那几年伯桢每年都到四川的忠坝遗址发掘。每次回来都会眉飞色舞地讲发掘工地的人和事,他那嬉笑的神情,好像他在中国碰到的都是好玩的事情。他和傅罗文,一矮一高,天天形影不离地坐着租来的小车,在闭塞的四川农村中间来来往往,想想都好笑。不过在中国做过田野工作的人都知道,中间会碰到各种各样的麻烦和挫折;伯桢出生在台湾,来到大陆少不了各种“文化shock(冲击)”。但是他大概因为在大学就受到了很好的人类学训练,知道如何适应各种环境,从来没有听到他说过任何怨言。就是2003年他在大陆赶上了SARS,在北大赛克勒博物馆的地下室里关了几个月,也被他当作好玩的事情谈论。

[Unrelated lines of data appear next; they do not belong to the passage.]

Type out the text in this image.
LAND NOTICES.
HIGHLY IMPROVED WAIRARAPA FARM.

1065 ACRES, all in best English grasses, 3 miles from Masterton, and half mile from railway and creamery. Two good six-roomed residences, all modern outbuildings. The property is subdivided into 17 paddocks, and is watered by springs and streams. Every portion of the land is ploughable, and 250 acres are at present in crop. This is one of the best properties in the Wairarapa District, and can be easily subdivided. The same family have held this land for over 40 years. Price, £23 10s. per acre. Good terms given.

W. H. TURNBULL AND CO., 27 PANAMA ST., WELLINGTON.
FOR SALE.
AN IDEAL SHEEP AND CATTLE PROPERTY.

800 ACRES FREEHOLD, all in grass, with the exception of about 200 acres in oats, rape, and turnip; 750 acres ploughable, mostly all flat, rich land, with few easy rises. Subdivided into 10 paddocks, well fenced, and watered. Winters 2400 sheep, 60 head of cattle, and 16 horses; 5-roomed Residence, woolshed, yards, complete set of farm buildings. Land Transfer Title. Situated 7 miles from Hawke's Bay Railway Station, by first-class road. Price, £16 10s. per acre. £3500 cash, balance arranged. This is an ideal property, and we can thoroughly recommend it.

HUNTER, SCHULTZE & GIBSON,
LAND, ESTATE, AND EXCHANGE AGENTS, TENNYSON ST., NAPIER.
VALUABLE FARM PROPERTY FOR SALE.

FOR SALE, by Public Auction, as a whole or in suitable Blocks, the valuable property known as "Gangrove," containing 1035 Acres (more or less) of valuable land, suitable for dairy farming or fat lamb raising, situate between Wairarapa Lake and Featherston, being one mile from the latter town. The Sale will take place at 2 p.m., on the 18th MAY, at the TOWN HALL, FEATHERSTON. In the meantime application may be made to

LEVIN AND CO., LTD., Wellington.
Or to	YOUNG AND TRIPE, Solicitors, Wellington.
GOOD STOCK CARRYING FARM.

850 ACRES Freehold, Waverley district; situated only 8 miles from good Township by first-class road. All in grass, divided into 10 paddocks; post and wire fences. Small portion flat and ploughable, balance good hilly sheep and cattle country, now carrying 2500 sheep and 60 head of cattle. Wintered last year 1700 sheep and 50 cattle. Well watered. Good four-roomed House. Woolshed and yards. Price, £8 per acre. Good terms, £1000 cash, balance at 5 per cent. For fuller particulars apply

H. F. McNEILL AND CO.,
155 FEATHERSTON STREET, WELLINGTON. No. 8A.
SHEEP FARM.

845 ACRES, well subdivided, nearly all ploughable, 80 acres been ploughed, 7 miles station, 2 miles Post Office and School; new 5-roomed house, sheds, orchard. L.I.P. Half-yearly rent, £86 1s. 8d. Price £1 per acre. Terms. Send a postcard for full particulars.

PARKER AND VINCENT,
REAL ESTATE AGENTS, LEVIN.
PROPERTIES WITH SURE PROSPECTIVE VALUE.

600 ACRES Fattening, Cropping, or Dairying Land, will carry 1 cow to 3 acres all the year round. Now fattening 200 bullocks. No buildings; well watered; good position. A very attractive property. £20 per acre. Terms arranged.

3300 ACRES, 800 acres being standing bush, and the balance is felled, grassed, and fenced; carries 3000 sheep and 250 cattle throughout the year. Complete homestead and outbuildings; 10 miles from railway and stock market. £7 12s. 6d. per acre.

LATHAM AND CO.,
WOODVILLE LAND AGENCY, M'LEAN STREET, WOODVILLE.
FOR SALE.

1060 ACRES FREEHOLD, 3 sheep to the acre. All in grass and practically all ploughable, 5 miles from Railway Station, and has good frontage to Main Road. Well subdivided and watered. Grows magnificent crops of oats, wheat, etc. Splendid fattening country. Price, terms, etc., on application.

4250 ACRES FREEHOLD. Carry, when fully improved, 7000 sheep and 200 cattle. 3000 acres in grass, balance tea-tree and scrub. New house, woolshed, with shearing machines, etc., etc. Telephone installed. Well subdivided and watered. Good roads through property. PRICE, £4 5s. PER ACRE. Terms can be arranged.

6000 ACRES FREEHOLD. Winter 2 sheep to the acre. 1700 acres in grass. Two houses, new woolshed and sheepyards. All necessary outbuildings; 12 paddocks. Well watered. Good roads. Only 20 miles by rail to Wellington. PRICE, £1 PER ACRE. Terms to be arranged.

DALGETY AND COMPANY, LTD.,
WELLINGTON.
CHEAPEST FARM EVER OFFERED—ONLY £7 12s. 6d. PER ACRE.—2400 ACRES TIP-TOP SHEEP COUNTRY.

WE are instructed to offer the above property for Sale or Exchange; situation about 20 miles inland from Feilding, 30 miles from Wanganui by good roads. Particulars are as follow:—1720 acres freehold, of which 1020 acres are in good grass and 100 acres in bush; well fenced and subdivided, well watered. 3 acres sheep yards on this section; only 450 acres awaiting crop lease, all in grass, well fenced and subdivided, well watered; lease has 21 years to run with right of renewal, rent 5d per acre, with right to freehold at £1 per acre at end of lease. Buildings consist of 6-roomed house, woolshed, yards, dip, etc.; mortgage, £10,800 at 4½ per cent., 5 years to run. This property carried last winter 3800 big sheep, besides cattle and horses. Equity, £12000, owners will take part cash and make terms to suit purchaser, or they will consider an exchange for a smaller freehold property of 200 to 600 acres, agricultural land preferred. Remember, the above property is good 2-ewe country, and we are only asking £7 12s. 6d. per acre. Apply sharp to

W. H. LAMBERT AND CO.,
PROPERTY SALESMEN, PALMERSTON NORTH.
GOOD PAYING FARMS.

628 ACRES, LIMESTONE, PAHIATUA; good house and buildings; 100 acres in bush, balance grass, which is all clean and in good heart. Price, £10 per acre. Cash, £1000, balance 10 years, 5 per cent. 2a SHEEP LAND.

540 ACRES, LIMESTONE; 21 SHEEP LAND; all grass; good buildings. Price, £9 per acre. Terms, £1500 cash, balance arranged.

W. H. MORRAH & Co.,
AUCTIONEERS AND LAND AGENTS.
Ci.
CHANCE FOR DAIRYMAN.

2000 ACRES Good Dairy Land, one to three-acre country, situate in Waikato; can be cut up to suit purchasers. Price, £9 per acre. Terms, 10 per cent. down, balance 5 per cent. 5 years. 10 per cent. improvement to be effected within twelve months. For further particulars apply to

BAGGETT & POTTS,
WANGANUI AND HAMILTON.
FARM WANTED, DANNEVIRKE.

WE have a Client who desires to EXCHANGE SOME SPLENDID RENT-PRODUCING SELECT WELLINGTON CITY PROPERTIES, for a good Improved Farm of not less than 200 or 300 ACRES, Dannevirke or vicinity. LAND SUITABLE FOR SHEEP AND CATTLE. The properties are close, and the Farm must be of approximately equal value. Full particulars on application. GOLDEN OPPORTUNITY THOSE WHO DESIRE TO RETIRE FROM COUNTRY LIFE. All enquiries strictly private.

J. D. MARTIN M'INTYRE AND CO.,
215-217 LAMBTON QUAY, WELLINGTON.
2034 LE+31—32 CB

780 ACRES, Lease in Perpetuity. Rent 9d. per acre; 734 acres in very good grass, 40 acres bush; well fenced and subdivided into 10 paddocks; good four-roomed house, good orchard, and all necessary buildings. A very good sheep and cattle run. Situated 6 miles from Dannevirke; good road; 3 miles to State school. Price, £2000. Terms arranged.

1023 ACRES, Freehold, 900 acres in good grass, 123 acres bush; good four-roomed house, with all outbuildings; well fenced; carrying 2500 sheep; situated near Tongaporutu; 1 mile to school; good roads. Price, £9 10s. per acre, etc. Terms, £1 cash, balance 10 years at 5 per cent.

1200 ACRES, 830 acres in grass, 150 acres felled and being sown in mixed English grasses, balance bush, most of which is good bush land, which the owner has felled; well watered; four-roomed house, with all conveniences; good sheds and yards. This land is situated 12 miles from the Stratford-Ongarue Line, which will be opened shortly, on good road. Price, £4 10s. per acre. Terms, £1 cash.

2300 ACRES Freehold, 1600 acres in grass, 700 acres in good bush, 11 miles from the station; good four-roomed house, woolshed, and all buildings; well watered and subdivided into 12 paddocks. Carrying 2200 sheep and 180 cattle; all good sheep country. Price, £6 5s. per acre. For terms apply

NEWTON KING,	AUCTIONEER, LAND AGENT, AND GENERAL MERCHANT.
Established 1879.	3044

在考岑考古研究所,罗泰老师给我们要了个实验室。说是实验室,里面没有任何器物和设备,而是摆了几张书桌和书架,供研究生使用。这样我们上完课就可以在这里学习,需要书就可以随时到图书馆借,非常方便。考岑考古研究所的其他学生就没有这么幸运,他们要么在图书馆,要么在家里,经常背着沉重的书包来回走动。伯桢和我的桌子就背对背,他积攒的书多,我就经常揩他的油。他对网络比较熟悉,有什么新闻,有什么新书就向我推荐。我的电脑有问题,也会找他解决,因为他精通电脑技术。可惜我后来做俄罗斯考古,忙着学习俄语,跑俄罗斯,所以对他做的盐业考古就不甚了了。不过在当时的中国,盐业考古是个新鲜的课题;但是因为新鲜,一切都要从做起,制盐的直接证据不容易找到,所以就不容易说服人。好在罗泰老师请了法国的盐业考古学家来帮忙,后来他们逐渐有了信心。
他毕业以后去了台大,听说上课任务很重,他自己也喜欢和学生打成一片,这样他做研究的时间就大打折扣了。听说台大跟西方接了轨,也搞“publish or perish(要么发表,要么死掉)”的那套政策,心中为他着急。但是每次见面他都是一副毫不在乎的样子,说到:“还好啦,年轻的老师都是这个样子啦。”
伯桢就是这么一个人,豁达开朗,超凡脱俗,活像一尊乐哈哈的弥勒佛。原来以为他的寿命会比我们长,可惜他先我们走了。就让我们这些活着的好好活着,好好做考古,就当延续他的考古生涯吧。